John Cole denounces it as "just weird" and
Josh Marshall claims that such a change would be "a huge pain in the butt (perhaps literally) for every American."
The criticism, you see, is that dollar coins are a
huge waste of money because nobody uses them, and consequently $1 billion worth are stockpiled in vaults where they do no work but cost tax dollars to store and secure. It must be true: even
NPR said so back in June!
Critics of the dollar coin seem to think that eliminating the greenback would force them to carry several pounds of coins in their pockets from now on. Why exactly would that happen? Can you think of any reason why a person would have to carry more than four dollar coins at one time? One, maybe: when the 7-11 cashier or bartender has no fives in the register. Happens every day, doesn't it?
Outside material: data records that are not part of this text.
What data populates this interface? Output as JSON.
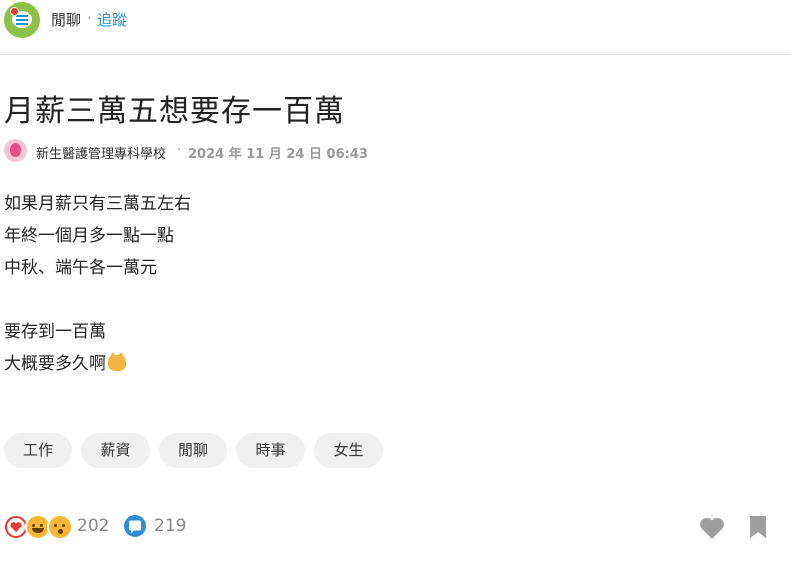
{
  "header": {
    "board_name": "閒聊",
    "separator": "·",
    "follow_label": "追蹤"
  },
  "post": {
    "title": "月薪三萬五想要存一百萬",
    "author_school": "新生醫護管理專科學校",
    "meta_separator": "·",
    "date": "2024 年 11 月 24 日 06:43",
    "body_lines": [
      "如果月薪只有三萬五左右",
      "年終一個月多一點一點",
      "中秋、端午各一萬元",
      "",
      "要存到一百萬",
      "大概要多久啊"
    ],
    "body_emoji": "crying-cat-icon"
  },
  "tags": [
    "工作",
    "薪資",
    "閒聊",
    "時事",
    "女生"
  ],
  "footer": {
    "reaction_count": "202",
    "comment_count": "219",
    "reaction_icons": [
      "heart-icon",
      "laughing-face-icon",
      "surprised-face-icon"
    ]
  },
  "colors": {
    "board_icon_bg": "#8bc34a",
    "follow_link": "#3397cf",
    "heart": "#e53935",
    "comment": "#2e8fd6",
    "tag_bg": "#f0f0f0"
  }
}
If you've fed a parking meter or vending machine lately, you know that neither provides much of a service or product for less than a dollar. To get a few hours of parking or a plastic bottle of Dr. Pepper you need to have 6 or 8 quarters handy. In my experience, vending machines spit out a used dollar bill about as often as they accept it.
Needless to say, this looks to me like some pointless piling onto the Tea Party by some self-righteous nincompoops. I've often said that liberal ideas are too important to entrust to liberals. Likewise, dumb ideas can easily find a new home in a liberal skull.
Last night I emailed Josh Marshall about his post to ask if he was serious, and to explain what exactly would be the drawback of widely circulating $1 coins. He broke my heart with no reply. Because there isn't a good one, if these ninnies were to think about it for two minutes. So you say a cashier doesn't want to accept 1$ coins? Tell the shift manager you'll shop at Walmart until their policy changes. And if you, the shopper, doesn't want to accept a $1 coin as part of your change, then leave it in the jar for Jerry's Kids! Oh, but your change includes four 1$ coins? If you're not rich enough to leave them in the tip jar, then I guess you'll become an eager adopter of this strange new monetary artifact, just like everyone else.
As an alternative approach, you could ask the cashier for a whole roll of dollar coins, then take it home and fuck yourself to sleep with it! (And by "you," I mean "the indefinite you." Thank you for your attention in this matter.)